To jest oczywiscie dla openrc, z baselayout1 Ci nie pomoge, nie uzywalem go od kilku lat.

Zmiana nazwa skryptow to nie jest dobry pomysl, przy aktualizacji pakietow ktore zawieraja te skrypty dorzuci Ci je, ze starymi nazwami.

----------

## blendermen

Dzięki za info. Zaraz biorę się za czytanie jak przejść na openrc :p 

Wpadłem jeszcze na pomysł żeby usunąć xdm z default a wrzucić go do boot i teraz jest o wiele szybciej ale może być jeszcze szybciej z openrc :p

Pozdrawiam

----------

## Kajan

Wczoraj podczepiono na głównej http://www.gentoo.org/news/20110505-openrc.xml

Pozdrawiam

----------

## Garrappachc

 *Kajan wrote:*   

> Wczoraj podczepiono na głównej http://www.gentoo.org/news/20110505-openrc.xml

 

Dotyczy to także ~arch?

Co do kolejności procesów, obczaj sobie katalog /etc/runlevels/. Uruchamianie xdm za wcześnie może być niebezpiecznie, np. kiedyś go sobie ustawiłem tak, że się ładował przed wczytanie klawiatury.
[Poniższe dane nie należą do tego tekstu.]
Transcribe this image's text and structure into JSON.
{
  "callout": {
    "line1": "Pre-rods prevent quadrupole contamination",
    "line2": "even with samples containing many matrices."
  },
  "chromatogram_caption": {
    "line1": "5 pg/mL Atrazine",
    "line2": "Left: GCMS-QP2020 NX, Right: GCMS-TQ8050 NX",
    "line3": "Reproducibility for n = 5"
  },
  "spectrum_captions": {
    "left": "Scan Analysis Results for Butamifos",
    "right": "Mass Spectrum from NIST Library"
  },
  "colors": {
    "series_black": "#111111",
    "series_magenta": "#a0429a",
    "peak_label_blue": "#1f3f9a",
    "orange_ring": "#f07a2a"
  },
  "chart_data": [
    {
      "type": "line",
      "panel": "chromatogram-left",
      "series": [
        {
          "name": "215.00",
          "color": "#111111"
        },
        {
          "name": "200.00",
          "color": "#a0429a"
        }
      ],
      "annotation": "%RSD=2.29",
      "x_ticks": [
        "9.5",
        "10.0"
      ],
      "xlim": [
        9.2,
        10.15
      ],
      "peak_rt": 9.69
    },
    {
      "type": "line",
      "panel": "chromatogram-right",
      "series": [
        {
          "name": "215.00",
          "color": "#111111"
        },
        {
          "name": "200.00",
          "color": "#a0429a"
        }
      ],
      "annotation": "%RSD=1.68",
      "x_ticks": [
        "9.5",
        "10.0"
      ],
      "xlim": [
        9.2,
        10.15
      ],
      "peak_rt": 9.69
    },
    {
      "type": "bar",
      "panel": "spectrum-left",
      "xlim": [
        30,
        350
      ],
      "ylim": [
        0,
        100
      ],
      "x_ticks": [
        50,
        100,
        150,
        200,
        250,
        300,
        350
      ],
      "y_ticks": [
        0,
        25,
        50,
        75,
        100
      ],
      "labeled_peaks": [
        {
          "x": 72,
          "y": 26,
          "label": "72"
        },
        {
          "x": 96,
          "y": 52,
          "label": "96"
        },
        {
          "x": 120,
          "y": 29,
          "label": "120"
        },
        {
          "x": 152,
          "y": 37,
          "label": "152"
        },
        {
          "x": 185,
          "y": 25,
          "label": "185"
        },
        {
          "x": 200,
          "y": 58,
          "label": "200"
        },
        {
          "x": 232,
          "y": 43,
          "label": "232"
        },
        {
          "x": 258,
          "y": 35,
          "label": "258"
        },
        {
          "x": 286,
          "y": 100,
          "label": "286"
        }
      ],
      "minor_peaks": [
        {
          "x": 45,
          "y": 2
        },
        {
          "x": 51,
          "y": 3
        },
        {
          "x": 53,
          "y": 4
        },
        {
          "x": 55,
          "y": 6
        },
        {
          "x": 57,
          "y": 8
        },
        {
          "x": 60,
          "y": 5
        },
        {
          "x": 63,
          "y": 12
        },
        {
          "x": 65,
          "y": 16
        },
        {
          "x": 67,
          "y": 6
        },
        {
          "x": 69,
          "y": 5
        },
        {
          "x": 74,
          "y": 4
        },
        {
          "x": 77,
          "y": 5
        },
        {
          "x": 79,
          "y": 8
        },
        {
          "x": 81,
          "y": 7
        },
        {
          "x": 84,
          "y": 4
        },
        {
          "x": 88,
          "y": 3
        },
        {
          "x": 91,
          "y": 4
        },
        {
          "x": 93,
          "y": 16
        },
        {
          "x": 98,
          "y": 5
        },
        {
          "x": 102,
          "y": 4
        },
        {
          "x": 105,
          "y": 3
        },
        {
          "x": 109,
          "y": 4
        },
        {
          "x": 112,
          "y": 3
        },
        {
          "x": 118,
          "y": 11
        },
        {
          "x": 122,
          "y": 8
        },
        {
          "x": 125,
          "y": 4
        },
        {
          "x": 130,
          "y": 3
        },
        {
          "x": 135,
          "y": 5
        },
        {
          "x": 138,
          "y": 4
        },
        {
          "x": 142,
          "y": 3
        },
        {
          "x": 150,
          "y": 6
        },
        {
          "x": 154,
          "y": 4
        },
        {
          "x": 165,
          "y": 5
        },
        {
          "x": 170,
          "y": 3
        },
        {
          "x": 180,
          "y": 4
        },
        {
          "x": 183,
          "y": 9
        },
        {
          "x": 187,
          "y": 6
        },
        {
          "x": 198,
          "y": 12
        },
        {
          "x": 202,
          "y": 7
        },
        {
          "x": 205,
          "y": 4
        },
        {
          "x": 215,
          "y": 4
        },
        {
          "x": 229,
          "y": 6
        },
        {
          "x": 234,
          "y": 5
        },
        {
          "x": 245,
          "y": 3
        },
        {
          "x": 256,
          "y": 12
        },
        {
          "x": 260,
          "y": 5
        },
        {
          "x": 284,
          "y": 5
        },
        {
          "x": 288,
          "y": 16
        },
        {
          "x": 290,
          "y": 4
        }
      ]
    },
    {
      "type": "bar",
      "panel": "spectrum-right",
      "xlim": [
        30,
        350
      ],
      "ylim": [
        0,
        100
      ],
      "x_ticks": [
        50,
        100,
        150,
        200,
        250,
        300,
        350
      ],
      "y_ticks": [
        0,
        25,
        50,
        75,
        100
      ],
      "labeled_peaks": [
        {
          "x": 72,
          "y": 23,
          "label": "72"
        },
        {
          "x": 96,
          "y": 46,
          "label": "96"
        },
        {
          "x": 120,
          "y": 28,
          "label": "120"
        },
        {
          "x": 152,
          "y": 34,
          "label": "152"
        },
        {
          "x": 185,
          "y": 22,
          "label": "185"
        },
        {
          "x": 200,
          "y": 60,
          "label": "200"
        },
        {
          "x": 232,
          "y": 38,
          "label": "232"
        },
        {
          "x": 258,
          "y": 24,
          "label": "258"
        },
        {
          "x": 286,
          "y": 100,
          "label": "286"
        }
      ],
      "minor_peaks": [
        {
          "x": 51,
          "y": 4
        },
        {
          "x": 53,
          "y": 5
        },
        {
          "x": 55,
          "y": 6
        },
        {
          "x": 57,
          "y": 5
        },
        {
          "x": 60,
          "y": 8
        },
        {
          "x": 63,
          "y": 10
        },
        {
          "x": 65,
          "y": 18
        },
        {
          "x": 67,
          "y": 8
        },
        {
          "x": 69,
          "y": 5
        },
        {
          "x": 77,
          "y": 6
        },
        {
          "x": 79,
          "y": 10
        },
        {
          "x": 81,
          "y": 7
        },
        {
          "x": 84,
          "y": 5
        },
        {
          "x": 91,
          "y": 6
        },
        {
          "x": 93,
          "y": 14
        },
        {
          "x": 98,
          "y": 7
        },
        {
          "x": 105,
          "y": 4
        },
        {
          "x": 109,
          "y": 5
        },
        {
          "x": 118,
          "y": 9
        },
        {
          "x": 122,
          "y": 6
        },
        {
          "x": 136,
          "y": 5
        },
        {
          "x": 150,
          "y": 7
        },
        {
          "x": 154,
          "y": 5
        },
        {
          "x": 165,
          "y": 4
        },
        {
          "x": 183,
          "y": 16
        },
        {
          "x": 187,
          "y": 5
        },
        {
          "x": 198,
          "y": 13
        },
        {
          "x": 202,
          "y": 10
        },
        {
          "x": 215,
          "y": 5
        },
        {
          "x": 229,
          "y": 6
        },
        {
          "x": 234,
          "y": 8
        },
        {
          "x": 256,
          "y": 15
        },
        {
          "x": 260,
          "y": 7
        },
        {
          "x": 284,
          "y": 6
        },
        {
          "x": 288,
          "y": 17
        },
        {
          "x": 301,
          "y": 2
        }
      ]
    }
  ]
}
Poczytaj sobie o readahead i prelink, genialna sprawa. U mnie to przyspieszyło wczytywanie programów wieeeelokrotnie. Podobno wyniki są różne, u mnie akurat to była przepaść.

----------

## Dagger

Osobiscie uzywam systemd - tam nie ma takich problemow. Wszystko startuje w tym samym czasie.

----------